The first hour of writer-director Ishana Night Shyamalan’s debut film The Watchers is instantly forgettable and totally uninteresting in almost every way. Despite being a horror movie there’s nothing—not one single moment—that qualifies as scary. It’s poorly edited, poorly paced, and poorly scored. Its characters are so shallow I couldn’t even muster energy to hope they’d get killed off. The film simply thinks eschewing basic plot elements and putting people in a literal mystery box is compelling enough on its own to make it good. It is not. But after the last 41 minutes of this disastrous, laughable script, I was longing for a return to the first hour. Its mind-numbing nothingness was far better than the absurdity that followed.
The Watchers is a perfect case study in why things like exposition, plot, characterization, theme, and narrative structure are important in storytelling. It lacks all of those things. It actually seems to actively hate them, but not in a fun way. The film isn’t playing against expectations or convention. Instead it just doesn’t care about them. Vital information, which would have been wildly interesting to know at the start, is held back until the last 20 minutes of the movie.
As a result you don’t care what’s going on or why because the film never even hints at its actual story. It’s genuinely shocking when you find out what it’s really about. There’s a hidden premise here that is actually a good idea for a movie. But by the time you you’re told it, it’s not only far too late, it will make you actively hate it for trying to be so coy. This film is like getting served cake after getting force fed literal slop for 80 straight minutes. No cares about cake at that point! You’re sick from the slop!
Even when the movie does finally bother to provide us necessary exposition, it does so in the most ham-fisted way imaginable. My mostly full screening groaned during some info dumps. Characters deliver many of them during scenes while claiming they must keep moving at all costs. The rest of the dialogue isn’t much better, either. Characters speak in an uncanny valley manner that makes you think their off-ness might be intentional. Nope, it’s just really bad writing.
Who are these people, though? It doesn’t matter. What brought them here? It really doesn’t matter. Who are the titular “watchers” observing them at night? I was more worried about everyone having to watch this awful movie to care.
I know this all sounds harsh, but the truth is, it’s actually much worse. This is film is so inane that its big ending made me laugh out loud. That was definitely not the reaction the film was trying to get. I wasn’t alone, either. Many in the audience started laughing, too. It was the most/only cathartic moment of the entire evening. Laughing at this silliness was a physical release of the frustration-turned-disbelief we’d all obviously been feeling.
Thematically, The Watchers is just as bad as its plot and characters. It presents potentially engaging ideas in the first 10 minutes only to completely forget about them until the last ten. Meanwhile it abandons other themes are completely. It’s almost incomprehensible how bad this screenplay is. (There’s part of me that wants people to see it for that very reason.) It really lacks the most basic elements of a coherent story, let along a decent one.
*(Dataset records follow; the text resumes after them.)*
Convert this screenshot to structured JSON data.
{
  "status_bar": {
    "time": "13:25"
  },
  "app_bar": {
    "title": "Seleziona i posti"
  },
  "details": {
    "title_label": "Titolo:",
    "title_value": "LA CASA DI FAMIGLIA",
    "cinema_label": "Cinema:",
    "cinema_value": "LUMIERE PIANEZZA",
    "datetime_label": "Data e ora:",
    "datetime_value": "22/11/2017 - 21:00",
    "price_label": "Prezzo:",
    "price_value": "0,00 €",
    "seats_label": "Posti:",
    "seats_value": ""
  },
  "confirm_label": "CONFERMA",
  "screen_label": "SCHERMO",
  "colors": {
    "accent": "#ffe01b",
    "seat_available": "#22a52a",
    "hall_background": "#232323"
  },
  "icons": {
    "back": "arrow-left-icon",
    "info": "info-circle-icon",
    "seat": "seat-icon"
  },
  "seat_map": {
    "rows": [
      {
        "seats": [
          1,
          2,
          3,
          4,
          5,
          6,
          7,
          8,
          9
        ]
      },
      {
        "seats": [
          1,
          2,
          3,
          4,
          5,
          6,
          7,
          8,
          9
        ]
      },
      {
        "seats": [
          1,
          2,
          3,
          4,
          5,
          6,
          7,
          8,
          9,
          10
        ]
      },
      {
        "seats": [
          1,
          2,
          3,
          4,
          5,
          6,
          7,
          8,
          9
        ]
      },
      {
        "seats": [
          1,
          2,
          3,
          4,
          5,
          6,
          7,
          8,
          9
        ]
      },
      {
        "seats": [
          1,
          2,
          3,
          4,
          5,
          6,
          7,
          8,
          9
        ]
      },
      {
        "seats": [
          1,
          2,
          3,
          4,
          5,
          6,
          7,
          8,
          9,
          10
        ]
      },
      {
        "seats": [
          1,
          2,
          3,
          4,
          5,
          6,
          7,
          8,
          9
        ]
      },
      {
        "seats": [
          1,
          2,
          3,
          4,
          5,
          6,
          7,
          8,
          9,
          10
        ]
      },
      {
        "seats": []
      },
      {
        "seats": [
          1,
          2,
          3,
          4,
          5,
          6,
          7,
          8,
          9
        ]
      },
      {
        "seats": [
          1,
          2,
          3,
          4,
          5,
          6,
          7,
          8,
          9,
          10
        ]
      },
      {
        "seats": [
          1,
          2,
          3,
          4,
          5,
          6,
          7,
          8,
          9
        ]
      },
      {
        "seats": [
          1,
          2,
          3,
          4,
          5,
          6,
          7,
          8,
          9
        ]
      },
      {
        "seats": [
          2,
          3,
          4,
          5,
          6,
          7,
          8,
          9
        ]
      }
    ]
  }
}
Sometimes the cast can save a bad movie from itself, but that didn’t happen here. (In fairness, Daniel-Day Lewis and Meryl Streep couldn’t have saved this movie with a script this bad.) Star Dakota Fanning technically gives the best performance, but only technically. Her Mina is intentionally flat and emotionally broken, but it doesn’t work when everyone in this movie is flat. Mina is like Melatonin the character. All the other characters are Valium.
The only thing keeping this film from being an historic disaster is, strangely enough, the person most responsible for it. Shyamalan is unable to generate any kind of dread, interest, or sense of place, but the film does feature some nice shots. She clearly knows how to both light and frame a scene. And she knows where to put her camera. As long as she’s shooting someone else’s script, she clearly has potential as a director.
It’s going to be hard for many people to see that potential initially. Not because they can’t appreciate the only redeemable part of an awful movie, though. They’ll be too angry they actually watched The Watchers.